Severin was chewing on a thought, “A few weeks later, give us blast doors behind the Slot, we would have been fine. The seawall was rated for a category 4 hurricane and storm surge, not for a bloody thermobaric blast. We just need to re-engineer the cave entrance, create some baffles, fit that pressure door…”

“They’re not in the mood for re-engineering right now,” Rodriguez told them. “If we aren’t part of the solution to this standoff, we are apparently just part of the problem. They’re pulling us out.”

Rodriguez looked over at O’Hare; she looked angry but was suspiciously quiet. Rodriguez had expected her to explode. They discussed what needed to be done to decommission or destroy their equipment, how long it would take to rig explosives enough to bring the reinforced roof of the cave down if needed and whether there were any personnel too badly wounded to move. When they were done planning, Rodriguez dismissed them to start work.

“Lieutenant O’Hare, can I have a word?” Rodriguez said as they all rose to leave the trailer. When the others closed the door behind them, she looked at the woman who in the last few days had become just as much a friend as a junior officer. “OK Bunny, what’s up?”

“Sorry Boss?” O’Hare raised an eyebrow. “Don’t know what you mean.”

“Yes you do. I know you want payback. You’re choking for it. But I tell you we’re packing our bags and pulling out and you don’t say a word. Alberti and Barrows both erupt, even Severin is coming up with ideas, but you’re an Easter Island statue.”

Bunny sat down again, “I won’t lie Boss. I do want payback. But I’m not Navy, I’m DARPA. They pull us out of here, before I can even blink, I’ll be on a plane back to DARPA in California watching this war on CNN. It isn’t even my war. Hell, after this debacle they will probably cancel my green card and ship me back to Aussie.”

“Yeah,” Rodriguez said. “About that…”

Perri and Dave had grown bolder. Over the last three days they had set up a lookout ‘nest’ under an upturned satellite dish on the gas station roof that gave them a clear view down onto the town, and as long as there was no fog, they could see all the way across to the airfield. And they’d been out nearly every night, watching and listening to the town below.

They had been relieved to see the school buildings in Gambell had somehow escaped the destruction that had rained down on the town in those few short and terrifying minutes. They were worried about reprisals, but it seemed that those Russians left alive had other concerns than revenge on the local civilians.

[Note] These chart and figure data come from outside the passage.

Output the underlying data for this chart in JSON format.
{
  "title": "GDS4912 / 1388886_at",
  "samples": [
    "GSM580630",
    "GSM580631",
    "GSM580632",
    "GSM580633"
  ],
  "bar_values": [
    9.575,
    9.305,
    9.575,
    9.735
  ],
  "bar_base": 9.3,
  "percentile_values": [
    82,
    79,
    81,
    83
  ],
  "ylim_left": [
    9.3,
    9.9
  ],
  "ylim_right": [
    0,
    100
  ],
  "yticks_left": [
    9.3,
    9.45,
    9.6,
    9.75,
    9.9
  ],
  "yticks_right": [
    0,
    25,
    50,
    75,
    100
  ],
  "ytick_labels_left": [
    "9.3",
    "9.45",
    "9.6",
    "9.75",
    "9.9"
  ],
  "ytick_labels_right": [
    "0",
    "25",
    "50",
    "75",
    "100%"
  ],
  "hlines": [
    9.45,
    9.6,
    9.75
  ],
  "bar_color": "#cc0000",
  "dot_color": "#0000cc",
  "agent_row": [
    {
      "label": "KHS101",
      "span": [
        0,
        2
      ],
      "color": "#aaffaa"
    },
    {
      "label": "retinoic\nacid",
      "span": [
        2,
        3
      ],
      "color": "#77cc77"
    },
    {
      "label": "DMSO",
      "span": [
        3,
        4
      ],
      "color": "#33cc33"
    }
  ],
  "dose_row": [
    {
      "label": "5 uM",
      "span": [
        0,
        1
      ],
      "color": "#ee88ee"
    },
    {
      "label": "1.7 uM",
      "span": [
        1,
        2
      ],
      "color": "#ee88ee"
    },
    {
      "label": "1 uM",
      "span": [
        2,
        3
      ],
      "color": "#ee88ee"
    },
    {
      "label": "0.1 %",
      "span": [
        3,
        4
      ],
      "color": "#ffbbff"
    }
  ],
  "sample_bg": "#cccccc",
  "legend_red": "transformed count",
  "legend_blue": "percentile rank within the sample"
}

They saw them bring their wounded to the school on stretchers and the hoods of jeeps. Then they saw them bring out their dead and line them up in bags on the road outside.

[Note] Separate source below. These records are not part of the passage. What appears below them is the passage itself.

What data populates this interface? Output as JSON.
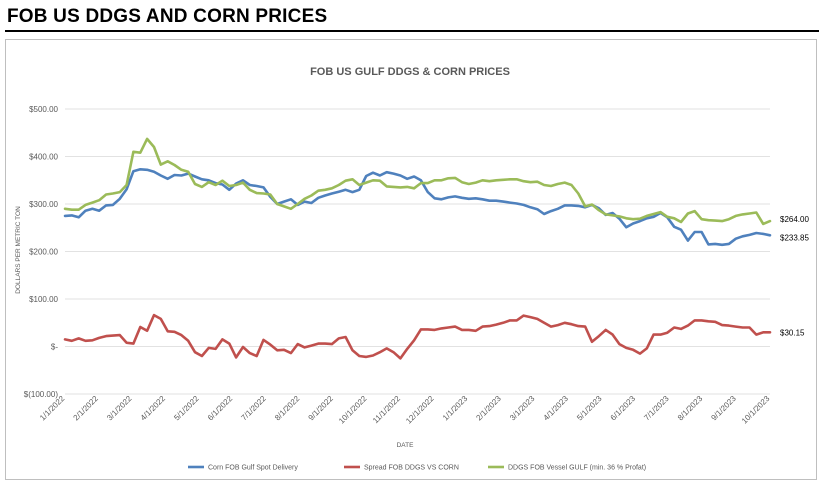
{
  "page": {
    "title": "FOB US DDGS AND CORN PRICES"
  },
  "chart_data": {
    "type": "line",
    "title": "FOB US GULF DDGS & CORN PRICES",
    "xlabel": "DATE",
    "ylabel": "DOLLARS PER METRIC TON",
    "ylim": [
      -100,
      500
    ],
    "yticks": [
      {
        "value": 500,
        "label": "$500.00"
      },
      {
        "value": 400,
        "label": "$400.00"
      },
      {
        "value": 300,
        "label": "$300.00"
      },
      {
        "value": 200,
        "label": "$200.00"
      },
      {
        "value": 100,
        "label": "$100.00"
      },
      {
        "value": 0,
        "label": "$-"
      },
      {
        "value": -100,
        "label": "$(100.00)"
      }
    ],
    "xticks": [
      "1/1/2022",
      "2/1/2022",
      "3/1/2022",
      "4/1/2022",
      "5/1/2022",
      "6/1/2022",
      "7/1/2022",
      "8/1/2022",
      "9/1/2022",
      "10/1/2022",
      "11/1/2022",
      "12/1/2022",
      "1/1/2023",
      "2/1/2023",
      "3/1/2023",
      "4/1/2023",
      "5/1/2023",
      "6/1/2023",
      "7/1/2023",
      "8/1/2023",
      "9/1/2023",
      "10/1/2023"
    ],
    "grid": "horizontal",
    "legend_position": "bottom",
    "series": [
      {
        "name": "Corn FOB Gulf Spot Delivery",
        "color": "#4f81bd",
        "end_label": "$233.85",
        "values": [
          275,
          276,
          272,
          286,
          290,
          286,
          297,
          298,
          311,
          331,
          369,
          373,
          372,
          368,
          360,
          353,
          361,
          360,
          364,
          358,
          352,
          350,
          344,
          341,
          330,
          343,
          350,
          340,
          338,
          335,
          315,
          300,
          305,
          310,
          298,
          305,
          302,
          313,
          318,
          322,
          326,
          330,
          325,
          330,
          359,
          366,
          360,
          367,
          364,
          360,
          353,
          358,
          350,
          325,
          312,
          310,
          314,
          316,
          313,
          311,
          312,
          310,
          307,
          307,
          305,
          303,
          301,
          298,
          293,
          289,
          279,
          285,
          290,
          297,
          297,
          296,
          293,
          298,
          291,
          277,
          281,
          269,
          251,
          259,
          264,
          270,
          273,
          281,
          272,
          252,
          246,
          223,
          241,
          241,
          215,
          216,
          214,
          216,
          227,
          232,
          235,
          239,
          237,
          234
        ]
      },
      {
        "name": "Spread FOB DDGS VS CORN",
        "color": "#c0504d",
        "end_label": "$30.15",
        "values": [
          15,
          12,
          17,
          12,
          13,
          18,
          22,
          23,
          24,
          8,
          6,
          41,
          33,
          66,
          58,
          32,
          31,
          24,
          12,
          -12,
          -20,
          -3,
          -5,
          15,
          6,
          -23,
          -1,
          -14,
          -20,
          14,
          4,
          -8,
          -7,
          -14,
          5,
          -2,
          2,
          6,
          6,
          5,
          17,
          20,
          -8,
          -20,
          -22,
          -19,
          -12,
          -4,
          -12,
          -25,
          -5,
          13,
          36,
          36,
          35,
          38,
          40,
          42,
          35,
          35,
          33,
          42,
          43,
          46,
          50,
          55,
          55,
          65,
          62,
          58,
          50,
          42,
          45,
          50,
          47,
          43,
          42,
          10,
          22,
          35,
          25,
          5,
          -3,
          -7,
          -15,
          -4,
          25,
          25,
          29,
          40,
          37,
          44,
          55,
          55,
          53,
          52,
          45,
          44,
          42,
          40,
          40,
          25,
          30,
          30
        ]
      },
      {
        "name": "DDGS FOB Vessel GULF (min. 36 % Profat)",
        "color": "#9bbb59",
        "end_label": "$264.00",
        "values": [
          290,
          288,
          288,
          298,
          303,
          308,
          320,
          322,
          325,
          340,
          410,
          408,
          437,
          420,
          383,
          390,
          382,
          372,
          368,
          342,
          336,
          346,
          340,
          349,
          338,
          340,
          345,
          330,
          323,
          322,
          320,
          300,
          295,
          290,
          300,
          311,
          318,
          328,
          330,
          333,
          340,
          349,
          352,
          340,
          345,
          350,
          349,
          337,
          336,
          335,
          336,
          333,
          344,
          344,
          350,
          350,
          354,
          355,
          346,
          342,
          345,
          350,
          348,
          350,
          351,
          352,
          352,
          348,
          346,
          347,
          340,
          338,
          342,
          345,
          340,
          322,
          295,
          299,
          287,
          278,
          276,
          274,
          270,
          268,
          269,
          275,
          279,
          283,
          273,
          270,
          262,
          280,
          285,
          268,
          266,
          265,
          264,
          268,
          275,
          278,
          280,
          282,
          258,
          264
        ]
      }
    ]
  }
}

Some of the bags clearly didn’t hold a whole body. Perri counted fifty-nine body bags.

On the third day, Perri got a good count of the number of Russian troops left in Gambell when they held a funeral service for their dead comrades.

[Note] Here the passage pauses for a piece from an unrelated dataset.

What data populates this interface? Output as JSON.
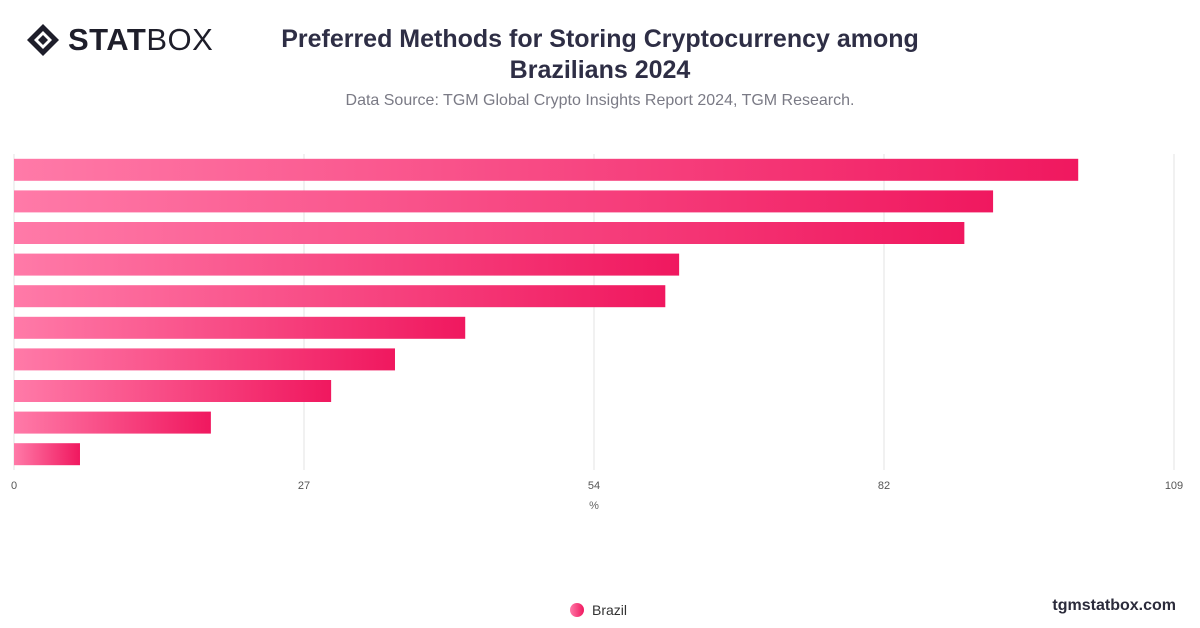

There were twenty-seven Russian soldiers still combat ready — physically at least — and maybe ten badly wounded inside the school somewhere.

What Perri couldn’t understand, was why no help arrived for the Russian troops. The air had been swarming with fat-bellied helicopters that first day, and a few came and went in the days following, but the skies were completely empty now. There were no warships moored off the breakwater anymore, just the wreck of a transport ship that had been hit by a missile three days ago and exploded in a liquid hydrogen-fuelled fireball that had flattened all the harborside shacks and broken windows hundreds of yards back. With at least three missiles hitting the town and more out at the airstrip, Perri doubted there was a window left intact in the entire town. But the Russians should have been able to get new men and supplies in. There had been plenty of days with clear skies but it had been foggy the first two days after the attack, if they had wanted to sneak people in or out. And he had clearly seen Russian aircraft overhead, flying back and forth across Saint Lawrence, apparently unmolested. So why no choppers?